Even Silence Has an End

Ingrid Betancourt

September 2010 Memoir

Voted Best Book of the Year by Le Point and an International & New York Times Bestseller
“When you’re chained by the neck to a tree, and deprived of all freedom- the freedom to move around, to talk, to eat, to drink, to carry out your most basic bodily needs- well, it took me several years to realize it, but you still have the most important freedom of all, which no one can take away from you: that is the freedom to choose what kind of person you want to be.”

In the midst of her campaign for the Colombian presidency in 2002, Ingrid Betancourt traveled into a military-controlled region where the conflict with the FARC was being waged. An advocate for peace between the brutal terrorist organization and the government, she had made such trips many times before. But nothing could have prepared her for what would come next. She was abducted by the FARC and would spend the next six and a half years captive in the depths of the Colombian jungle. Even Silence Has an End is her deeply moving and personal account of that time.

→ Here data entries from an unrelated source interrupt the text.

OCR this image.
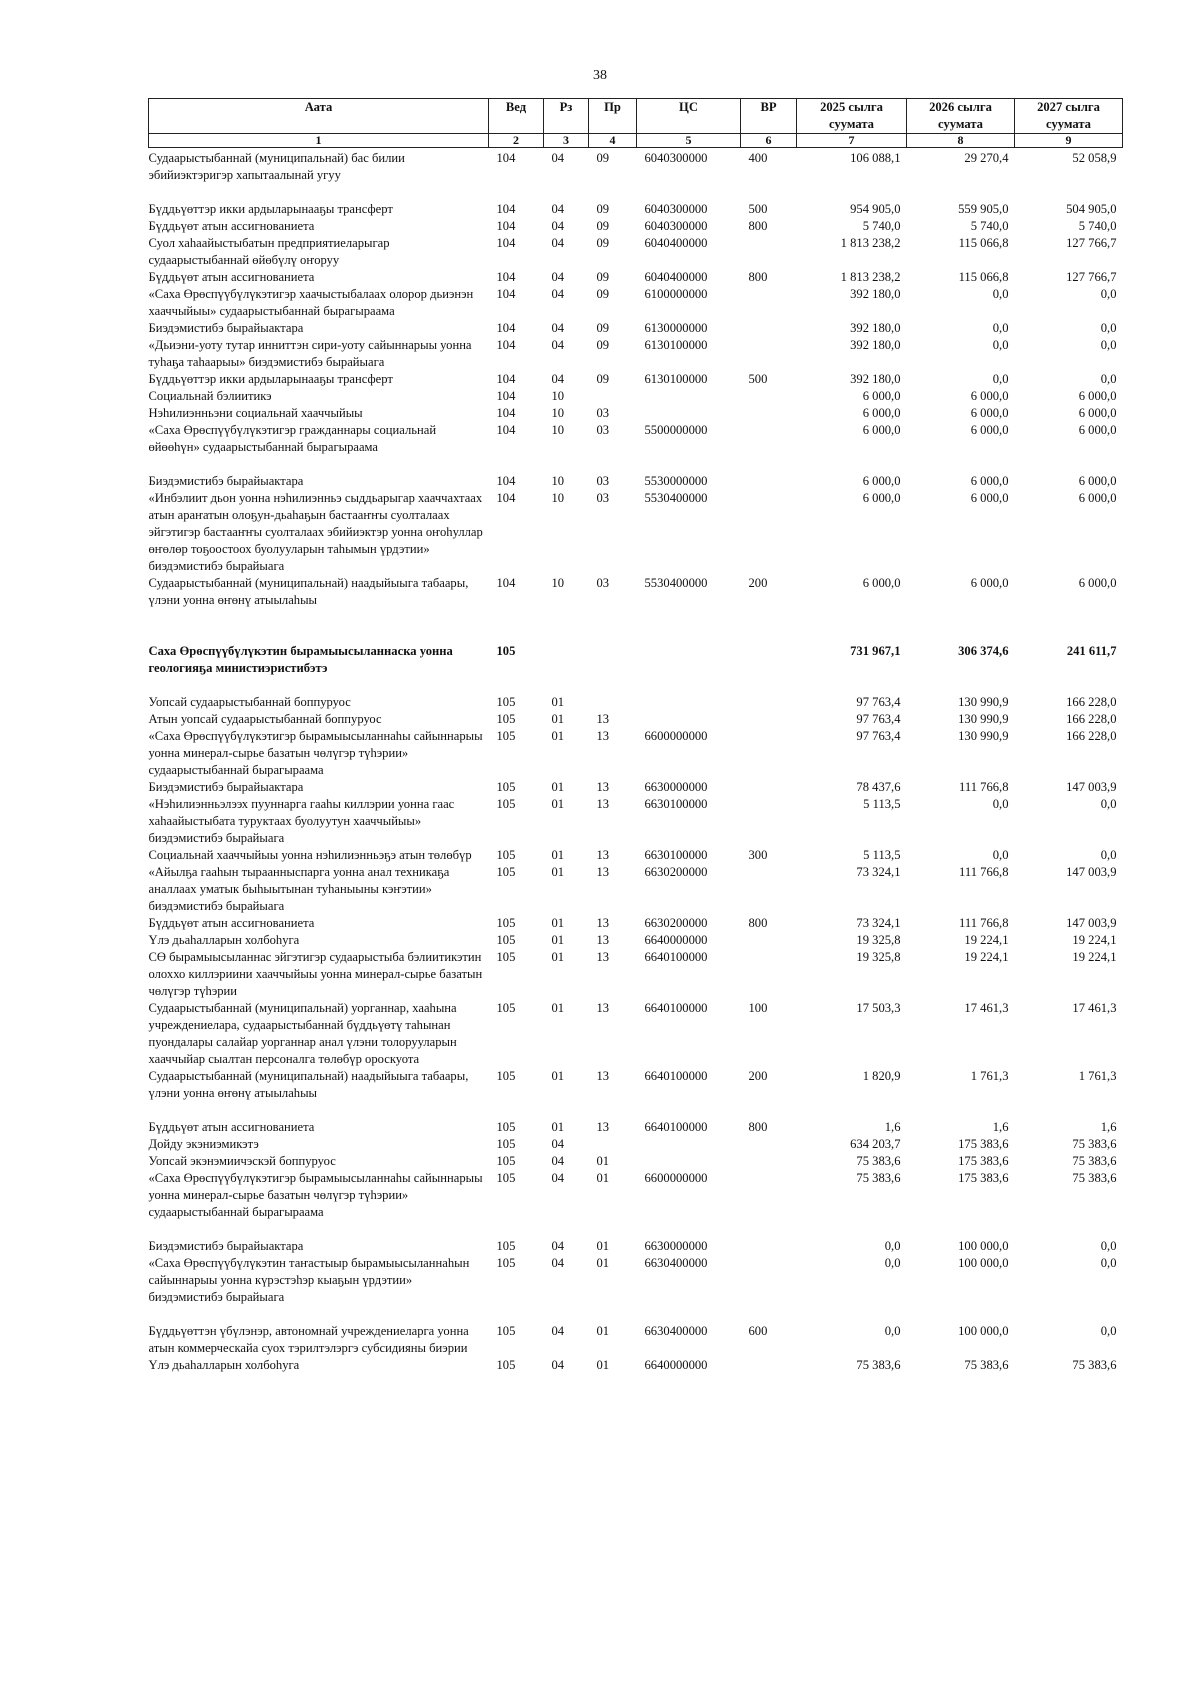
38
Аата	Вед	Рз	Пр	ЦС	ВР	2025 сылга суумата	2026 сылга суумата	2027 сылга суумата
1	2	3	4	5	6	7	8	9
Судаарыстыбаннай (муниципальнай) бас билии эбийиэктэригэр хапытаалынай угуу	104	04	09	6040300000	400	106 088,1	29 270,4	52 058,9
Бүддьүөттэр икки ардыларынааҕы трансферт	104	04	09	6040300000	500	954 905,0	559 905,0	504 905,0
Бүддьүөт атын ассигнованиета	104	04	09	6040300000	800	5 740,0	5 740,0	5 740,0
Суол хаһаайыстыбатын предприятиеларыгар судаарыстыбаннай өйөбүлү оҥоруу	104	04	09	6040400000		1 813 238,2	115 066,8	127 766,7
Бүддьүөт атын ассигнованиета	104	04	09	6040400000	800	1 813 238,2	115 066,8	127 766,7
«Саха Өрөспүүбүлүкэтигэр хаачыстыбалаах олорор дьиэнэн хааччыйыы» судаарыстыбаннай бырагыраама	104	04	09	6100000000		392 180,0	0,0	0,0
Биэдэмистибэ бырайыактара	104	04	09	6130000000		392 180,0	0,0	0,0
«Дьиэни-уоту тутар инниттэн сири-уоту сайыннарыы уонна туһаҕа таһаарыы» биэдэмистибэ бырайыага	104	04	09	6130100000		392 180,0	0,0	0,0
Бүддьүөттэр икки ардыларынааҕы трансферт	104	04	09	6130100000	500	392 180,0	0,0	0,0
Социальнай бэлиитикэ	104	10				6 000,0	6 000,0	6 000,0
Нэһилиэнньэни социальнай хааччыйыы	104	10	03			6 000,0	6 000,0	6 000,0
«Саха Өрөспүүбүлүкэтигэр гражданнары социальнай өйөөһүн» судаарыстыбаннай бырагыраама	104	10	03	5500000000		6 000,0	6 000,0	6 000,0
Биэдэмистибэ бырайыактара	104	10	03	5530000000		6 000,0	6 000,0	6 000,0
«Инбэлиит дьон уонна нэһилиэнньэ сыддьарыгар хааччахтаах атын араҥатын олоҕун-дьаһаҕын бастааҥҥы суолталаах эйгэтигэр бастааҥҥы суолталаах эбийиэктэр уонна оҥоһуллар өҥөлөр тоҕоостоох буолууларын таһымын үрдэтии» биэдэмистибэ бырайыага	104	10	03	5530400000		6 000,0	6 000,0	6 000,0
Судаарыстыбаннай (муниципальнай) наадыйыыга табаары, үлэни уонна өҥөнү атыылаһыы	104	10	03	5530400000	200	6 000,0	6 000,0	6 000,0
Саха Өрөспүүбүлүкэтин бырамыысыланнаска уонна геологияҕа министиэристибэтэ	105					731 967,1	306 374,6	241 611,7
Уопсай судаарыстыбаннай боппуруос	105	01				97 763,4	130 990,9	166 228,0
Атын уопсай судаарыстыбаннай боппуруос	105	01	13			97 763,4	130 990,9	166 228,0
«Саха Өрөспүүбүлүкэтигэр бырамыысыланнаһы сайыннарыы уонна минерал-сырье базатын чөлүгэр түһэрии» судаарыстыбаннай бырагыраама	105	01	13	6600000000		97 763,4	130 990,9	166 228,0
Биэдэмистибэ бырайыактара	105	01	13	6630000000		78 437,6	111 766,8	147 003,9
«Нэһилиэнньэлээх пууннарга гааһы киллэрии уонна гаас хаһаайыстыбата туруктаах буолуутун хааччыйыы» биэдэмистибэ бырайыага	105	01	13	6630100000		5 113,5	0,0	0,0
Социальнай хааччыйыы уонна нэһилиэнньэҕэ атын төлөбүр	105	01	13	6630100000	300	5 113,5	0,0	0,0
«Айылҕа гааһын тыраанныспарга уонна анал техникаҕа аналлаах уматык быһыытынан туһаныыны кэҥэтии» биэдэмистибэ бырайыага	105	01	13	6630200000		73 324,1	111 766,8	147 003,9
Бүддьүөт атын ассигнованиета	105	01	13	6630200000	800	73 324,1	111 766,8	147 003,9
Үлэ дьаһалларын холбоһуга	105	01	13	6640000000		19 325,8	19 224,1	19 224,1
СӨ бырамыысыланнас эйгэтигэр судаарыстыба бэлиитикэтин олоххо киллэриини хааччыйыы уонна минерал-сырье базатын чөлүгэр түһэрии	105	01	13	6640100000		19 325,8	19 224,1	19 224,1
Судаарыстыбаннай (муниципальнай) уорганнар, хааһына учреждениелара, судаарыстыбаннай бүддьүөтү таһынан пуондалары салайар уорганнар анал үлэни толорууларын хааччыйар сыалтан персоналга төлөбүр ороскуота	105	01	13	6640100000	100	17 503,3	17 461,3	17 461,3
Судаарыстыбаннай (муниципальнай) наадыйыыга табаары, үлэни уонна өҥөнү атыылаһыы	105	01	13	6640100000	200	1 820,9	1 761,3	1 761,3
Бүддьүөт атын ассигнованиета	105	01	13	6640100000	800	1,6	1,6	1,6
Дойду экэниэмикэтэ	105	04				634 203,7	175 383,6	75 383,6
Уопсай экэнэмиичэскэй боппуруос	105	04	01			75 383,6	175 383,6	75 383,6
«Саха Өрөспүүбүлүкэтигэр бырамыысыланнаһы сайыннарыы уонна минерал-сырье базатын чөлүгэр түһэрии» судаарыстыбаннай бырагыраама	105	04	01	6600000000		75 383,6	175 383,6	75 383,6
Биэдэмистибэ бырайыактара	105	04	01	6630000000		0,0	100 000,0	0,0
«Саха Өрөспүүбүлүкэтин таҥастыыр бырамыысыланнаһын сайыннарыы уонна күрэстэһэр кыаҕын үрдэтии» биэдэмистибэ бырайыага	105	04	01	6630400000		0,0	100 000,0	0,0
Бүддьүөттэн үбүлэнэр, автономнай учреждениеларга уонна атын коммерческайа суох тэрилтэлэргэ субсидияны биэрии	105	04	01	6630400000	600	0,0	100 000,0	0,0
Үлэ дьаһалларын холбоһуга	105	04	01	6640000000		75 383,6	75 383,6	75 383,6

Chained day and night for much of her captivity, she never stopped dreaming of escape, getting away several times, always to be recaptured. The facts of her story are astounding, but it is Betancourt’s indomitable spirit that drives this very special account. Attending as intimately to the landscape of her mind as to the events of her captivity, Even Silence Has an End is a meditation on the very stuff of life- fear and freedom, hope and what inspires it.

Betancourt shares her metamorphosis, revealing how in the daily rituals she established for herself- listening to her mother and children broadcast to her over the radio, daily prayer, learning to weave, helping others- she was able to do the unthinkable: to move through the pain of the moment and find a place of serenity. In 2008 she was spectacularly freed by the Colombian army and at last reunited with her teenage children.

Her story offers an intensely intelligent, thoughtful, and compassionate reflection on what it really means to be human.